The Domain Name System (DNS) is like the internet’s phone book, automatically and near-instantly translating requests for websites and mobile apps from their domain names to the Internet Protocol addresses of the actual computers hosting them. As part of the bedrock of the internet, DNS and domain name lookup are also prime vehicles for threat actors to launch cyberattacks, so DNS-based protections can act as an important early layer of defense against cyberattacks.
Using DNS to advance cyberattacks is a serious threat, and Infoblox indicated 92% of malware uses DNS for command and control communication in a study published this year. To support the security choice of our customers, we’re partnering with Infoblox to deliver DNS Armor, a cloud-native DNS security service available now in preview.
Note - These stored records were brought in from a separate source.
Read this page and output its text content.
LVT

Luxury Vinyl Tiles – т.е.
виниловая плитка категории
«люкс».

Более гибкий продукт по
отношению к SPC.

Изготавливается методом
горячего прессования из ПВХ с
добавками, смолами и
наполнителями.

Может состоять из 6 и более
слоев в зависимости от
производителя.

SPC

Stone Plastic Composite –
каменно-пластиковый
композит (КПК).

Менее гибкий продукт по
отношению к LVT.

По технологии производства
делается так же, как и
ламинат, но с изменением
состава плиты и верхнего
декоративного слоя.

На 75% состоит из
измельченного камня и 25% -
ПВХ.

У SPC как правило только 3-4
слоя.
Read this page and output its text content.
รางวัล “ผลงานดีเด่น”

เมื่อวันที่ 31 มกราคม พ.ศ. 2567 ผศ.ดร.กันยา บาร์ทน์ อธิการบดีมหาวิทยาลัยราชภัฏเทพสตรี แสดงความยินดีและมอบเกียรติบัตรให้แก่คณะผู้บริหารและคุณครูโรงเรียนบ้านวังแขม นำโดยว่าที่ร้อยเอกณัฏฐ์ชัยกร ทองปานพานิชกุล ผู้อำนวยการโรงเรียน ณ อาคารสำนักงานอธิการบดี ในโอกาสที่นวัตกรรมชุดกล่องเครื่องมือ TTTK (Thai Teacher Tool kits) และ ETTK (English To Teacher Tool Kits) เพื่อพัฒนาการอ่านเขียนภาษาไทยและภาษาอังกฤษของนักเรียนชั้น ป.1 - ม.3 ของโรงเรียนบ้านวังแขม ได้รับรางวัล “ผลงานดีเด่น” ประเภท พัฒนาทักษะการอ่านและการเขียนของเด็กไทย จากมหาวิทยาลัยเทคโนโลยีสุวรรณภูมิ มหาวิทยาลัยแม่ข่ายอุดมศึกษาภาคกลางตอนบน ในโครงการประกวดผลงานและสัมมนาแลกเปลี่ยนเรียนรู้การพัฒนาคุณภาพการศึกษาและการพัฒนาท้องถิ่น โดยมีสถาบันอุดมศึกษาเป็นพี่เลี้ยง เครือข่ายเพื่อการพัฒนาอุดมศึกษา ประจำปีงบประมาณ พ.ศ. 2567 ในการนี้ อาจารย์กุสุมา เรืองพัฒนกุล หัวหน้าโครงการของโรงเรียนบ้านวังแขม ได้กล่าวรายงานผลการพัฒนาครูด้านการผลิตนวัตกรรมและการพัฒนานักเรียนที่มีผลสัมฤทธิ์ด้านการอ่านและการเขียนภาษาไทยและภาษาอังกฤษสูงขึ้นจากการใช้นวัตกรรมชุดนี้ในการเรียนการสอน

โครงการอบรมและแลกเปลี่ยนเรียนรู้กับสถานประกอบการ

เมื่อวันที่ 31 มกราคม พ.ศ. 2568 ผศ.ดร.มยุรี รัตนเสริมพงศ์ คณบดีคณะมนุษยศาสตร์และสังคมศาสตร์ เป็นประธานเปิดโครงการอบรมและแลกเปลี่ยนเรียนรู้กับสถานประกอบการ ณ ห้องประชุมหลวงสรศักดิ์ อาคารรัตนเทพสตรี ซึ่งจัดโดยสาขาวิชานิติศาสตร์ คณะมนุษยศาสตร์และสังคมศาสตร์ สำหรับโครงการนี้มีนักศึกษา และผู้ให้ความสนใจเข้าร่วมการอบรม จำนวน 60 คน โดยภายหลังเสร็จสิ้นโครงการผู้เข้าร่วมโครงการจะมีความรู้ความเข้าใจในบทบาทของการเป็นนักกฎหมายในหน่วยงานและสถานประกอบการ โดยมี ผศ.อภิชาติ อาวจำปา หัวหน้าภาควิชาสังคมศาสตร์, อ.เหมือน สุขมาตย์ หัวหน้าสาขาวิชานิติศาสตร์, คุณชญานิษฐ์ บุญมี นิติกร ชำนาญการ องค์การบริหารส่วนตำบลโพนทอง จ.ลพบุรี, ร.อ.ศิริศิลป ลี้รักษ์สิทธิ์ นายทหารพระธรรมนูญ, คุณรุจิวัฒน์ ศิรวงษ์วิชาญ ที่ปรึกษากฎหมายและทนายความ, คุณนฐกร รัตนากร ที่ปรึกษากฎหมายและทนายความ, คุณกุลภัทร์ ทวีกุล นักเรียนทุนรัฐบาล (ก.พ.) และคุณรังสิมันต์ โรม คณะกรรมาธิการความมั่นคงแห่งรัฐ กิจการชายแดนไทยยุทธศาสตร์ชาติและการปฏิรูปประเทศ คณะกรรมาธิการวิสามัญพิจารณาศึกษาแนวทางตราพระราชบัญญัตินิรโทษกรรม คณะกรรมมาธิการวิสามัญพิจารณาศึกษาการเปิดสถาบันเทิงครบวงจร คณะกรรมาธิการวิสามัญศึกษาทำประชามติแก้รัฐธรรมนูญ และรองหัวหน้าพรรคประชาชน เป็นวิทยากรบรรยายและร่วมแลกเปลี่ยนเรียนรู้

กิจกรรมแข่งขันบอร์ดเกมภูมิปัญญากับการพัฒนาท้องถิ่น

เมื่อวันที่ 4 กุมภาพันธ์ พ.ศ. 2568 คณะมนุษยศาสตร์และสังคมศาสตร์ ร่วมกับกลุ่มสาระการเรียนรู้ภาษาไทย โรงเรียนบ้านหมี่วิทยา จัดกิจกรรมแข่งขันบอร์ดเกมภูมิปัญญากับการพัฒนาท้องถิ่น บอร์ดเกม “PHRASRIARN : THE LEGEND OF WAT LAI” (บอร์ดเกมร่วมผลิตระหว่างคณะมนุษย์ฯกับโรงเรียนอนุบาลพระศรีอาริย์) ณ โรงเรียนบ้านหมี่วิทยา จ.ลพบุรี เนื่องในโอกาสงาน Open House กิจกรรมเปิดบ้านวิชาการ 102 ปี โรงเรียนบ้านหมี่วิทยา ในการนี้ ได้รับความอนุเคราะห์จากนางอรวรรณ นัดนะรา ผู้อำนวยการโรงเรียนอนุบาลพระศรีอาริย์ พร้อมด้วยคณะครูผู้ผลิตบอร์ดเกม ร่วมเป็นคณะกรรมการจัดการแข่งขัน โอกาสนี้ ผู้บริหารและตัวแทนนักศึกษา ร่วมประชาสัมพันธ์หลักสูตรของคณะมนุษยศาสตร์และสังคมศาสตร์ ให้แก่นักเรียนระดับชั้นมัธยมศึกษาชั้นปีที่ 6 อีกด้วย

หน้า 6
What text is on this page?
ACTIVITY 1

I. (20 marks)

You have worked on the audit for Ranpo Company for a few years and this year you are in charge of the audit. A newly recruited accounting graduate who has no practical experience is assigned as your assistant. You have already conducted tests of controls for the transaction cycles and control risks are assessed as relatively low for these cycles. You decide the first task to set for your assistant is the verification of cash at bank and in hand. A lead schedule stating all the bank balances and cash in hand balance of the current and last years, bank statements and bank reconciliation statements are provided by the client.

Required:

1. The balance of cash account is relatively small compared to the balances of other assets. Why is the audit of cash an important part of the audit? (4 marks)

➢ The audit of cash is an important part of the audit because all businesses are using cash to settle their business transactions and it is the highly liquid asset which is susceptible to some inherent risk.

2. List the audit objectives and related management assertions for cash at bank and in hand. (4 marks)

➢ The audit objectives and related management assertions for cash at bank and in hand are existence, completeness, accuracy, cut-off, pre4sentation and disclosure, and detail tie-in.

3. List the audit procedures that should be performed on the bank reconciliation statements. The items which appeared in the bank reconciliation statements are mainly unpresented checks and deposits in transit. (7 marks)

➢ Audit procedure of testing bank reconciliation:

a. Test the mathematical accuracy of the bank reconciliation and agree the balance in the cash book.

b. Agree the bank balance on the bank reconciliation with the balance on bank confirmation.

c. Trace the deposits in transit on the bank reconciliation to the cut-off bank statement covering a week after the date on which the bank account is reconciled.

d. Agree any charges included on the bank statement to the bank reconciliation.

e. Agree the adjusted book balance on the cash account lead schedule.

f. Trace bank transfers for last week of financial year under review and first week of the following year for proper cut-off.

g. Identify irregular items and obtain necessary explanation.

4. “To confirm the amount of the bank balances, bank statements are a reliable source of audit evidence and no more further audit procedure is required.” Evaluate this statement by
DNS Armor provides preemptive threat detection for internet-bound DNS queries initiated from Google Cloud workloads. It complements our existing cloud-first network security product portfolio by offering a foundational security layer that identifies DNS-based threats, including requests to malicious command and control (C2) servers, DNS tunneling for sensitive data exfiltration, and malware using DNS query.
DNS Armor benefits from Infoblox’s preemptive DNS threat defense, which analyzes over 70 billion DNS events every day, and adds 4 million new threat indicators to their database every month. This preemptive approach to detection using DNS event analysis helps identify DNS-based threats 68 days earlier than complimentary security tools.
“As a customer of both Infoblox and Google Cloud, we’re excited about the transformative potential of this collaboration. Google Cloud’s DNS Armor, powered by Infoblox, is a leap forward in cybersecurity, combining the strengths of both companies to deliver visionary, proactive threat defense,” said Alfredo Rodriguez, vice president, Cloud Platform Infrastructure, Sabre Corporation.